Story (IP) Price Prediction

By CMC AI
07 November 2025 04:22AM (UTC+0)

TLDR

Story (IP) faces a tug-of-war between AI-driven utility and tokenomics risks.

  1. AI Licensing Adoption – Potential surge from AI firms needing IP solutions.

  2. Token Unlocks – 41.6% supply inflation risk by 2026.

  3. Regulatory Precedent – Legal clarity on AI/copyright may reshape demand.


Deep Dive

1. AI Licensing Demand (Bullish Impact)

Overview: Story’s programmable IP infrastructure targets AI’s $61T data licensing gap. Partnerships like Poseidon (tokenizing real-world data for AI) and Grayscale’s IP Trust (launched July 2025) signal institutional interest. If AI labs adopt Story’s on-chain licensing, IP could become critical infrastructure.
What this means: Demand from AI companies needing compliant training data could drive protocol revenue and $IP utility. Analysts note IP’s price spiked 30% after Grayscale’s Trust launch (Coinspeaker).

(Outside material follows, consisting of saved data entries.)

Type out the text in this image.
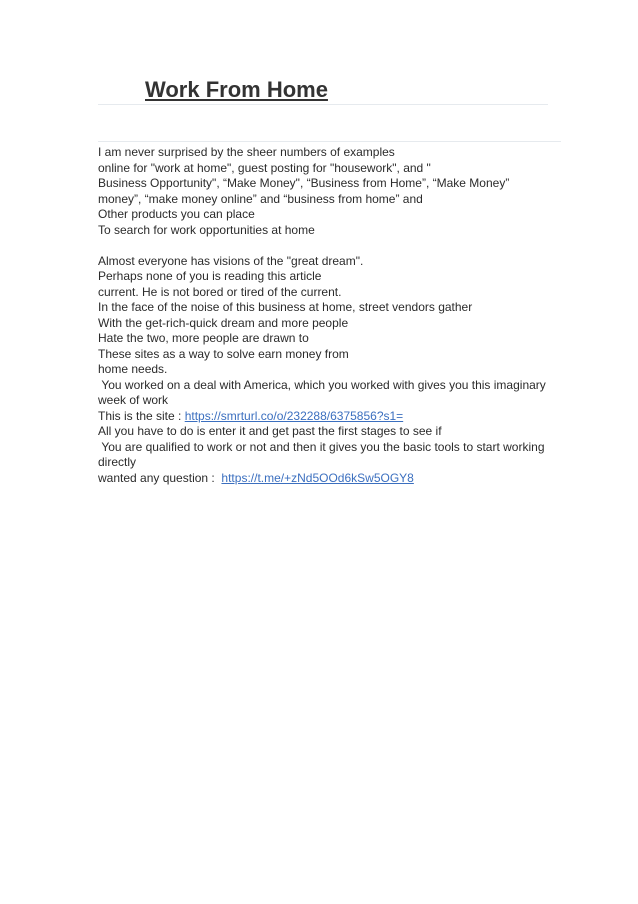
Work From Home
I am never surprised by the sheer numbers of examples
online for "work at home", guest posting for "housework", and "
Business Opportunity", “Make Money", “Business from Home”, “Make Money”
money”, “make money online” and “business from home” and
Other products you can place
To search for work opportunities at home
Almost everyone has visions of the "great dream".
Perhaps none of you is reading this article
current. He is not bored or tired of the current.
In the face of the noise of this business at home, street vendors gather
With the get-rich-quick dream and more people
Hate the two, more people are drawn to
These sites as a way to solve earn money from
home needs.
You worked on a deal with America, which you worked with gives you this imaginary week of work
This is the site : https://smrturl.co/o/232288/6375856?s1=
All you have to do is enter it and get past the first stages to see if
You are qualified to work or not and then it gives you the basic tools to start working directly
wanted any question :  https://t.me/+zNd5OOd6kSw5OGY8
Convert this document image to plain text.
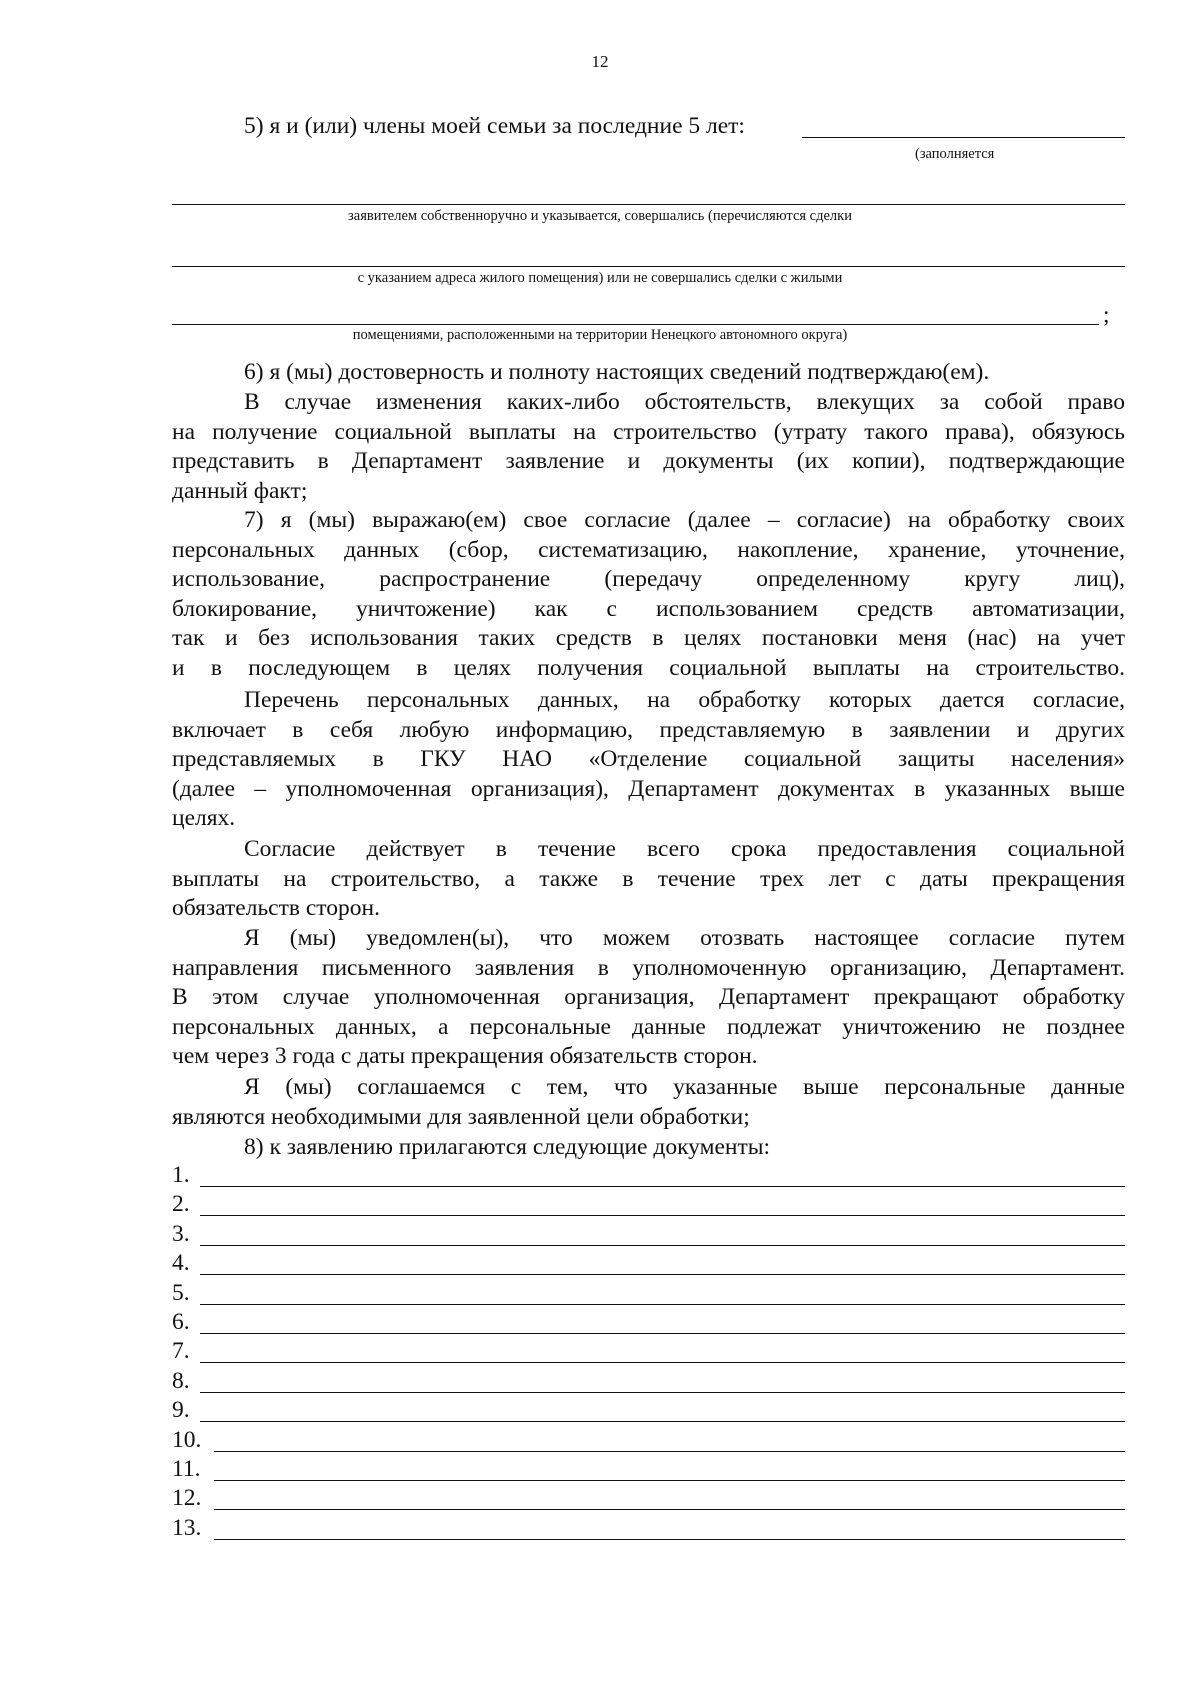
12
5) я и (или) члены моей семьи за последние 5 лет:
(заполняется
заявителем собственноручно и указывается, совершались (перечисляются сделки
с указанием адреса жилого помещения) или не совершались сделки с жилыми
;
помещениями, расположенными на территории Ненецкого автономного округа)
6) я (мы) достоверность и полноту настоящих сведений подтверждаю(ем).
В случае изменения каких-либо обстоятельств, влекущих за собой право
на получение социальной выплаты на строительство (утрату такого права), обязуюсь
представить в Департамент заявление и документы (их копии), подтверждающие
данный факт;
7) я (мы) выражаю(ем) свое согласие (далее – согласие) на обработку своих
персональных данных (сбор, систематизацию, накопление, хранение, уточнение,
использование, распространение (передачу определенному кругу лиц),
блокирование, уничтожение) как с использованием средств автоматизации,
так и без использования таких средств в целях постановки меня (нас) на учет
и в последующем в целях получения социальной выплаты на строительство.
Перечень персональных данных, на обработку которых дается согласие,
включает в себя любую информацию, представляемую в заявлении и других
представляемых в ГКУ НАО «Отделение социальной защиты населения»
(далее – уполномоченная организация), Департамент документах в указанных выше
целях.
Согласие действует в течение всего срока предоставления социальной
выплаты на строительство, а также в течение трех лет с даты прекращения
обязательств сторон.
Я (мы) уведомлен(ы), что можем отозвать настоящее согласие путем
направления письменного заявления в уполномоченную организацию, Департамент.
В этом случае уполномоченная организация, Департамент прекращают обработку
персональных данных, а персональные данные подлежат уничтожению не позднее
чем через 3 года с даты прекращения обязательств сторон.
Я (мы) соглашаемся с тем, что указанные выше персональные данные
являются необходимыми для заявленной цели обработки;
8) к заявлению прилагаются следующие документы:
1.
2.
3.
4.
5.
6.
7.
8.
9.
10.
11.
12.
13.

2. Vesting Overhang (Bearish Impact)

Overview: 41.6% of IP’s supply (Early Backers + Core Contributors) unlocks over 48 months starting 2025. Current FDV ($8.3B) dwarfs daily fees (~$45), raising sustainability concerns.
What this means: Early investors may sell unlocked tokens, suppressing prices. Similar unlocks in 2025 preceded a 50% crash post-ATH (Yahoo Finance).

Overview: UK’s 2025 Stability AI ruling weakened copyright claims against AI models. Story’s on-chain IP registration could gain traction if courts recognize blockchain timestamps as evidence of ownership.
What this means: Favorable rulings may accelerate adoption; unfavorable ones could stall licensing demand. Story’s legal framework (PIL) isn’t yet court-tested.


Conclusion

Story’s price hinges on AI adoption momentum vs. inflationary token unlocks. Watch Q1 2026 unlocks and partnerships with AI data marketplaces. Can IP balance speculative hype with real-world utility before supply dilution hits?

CMC AI can make mistakes. Not financial advice.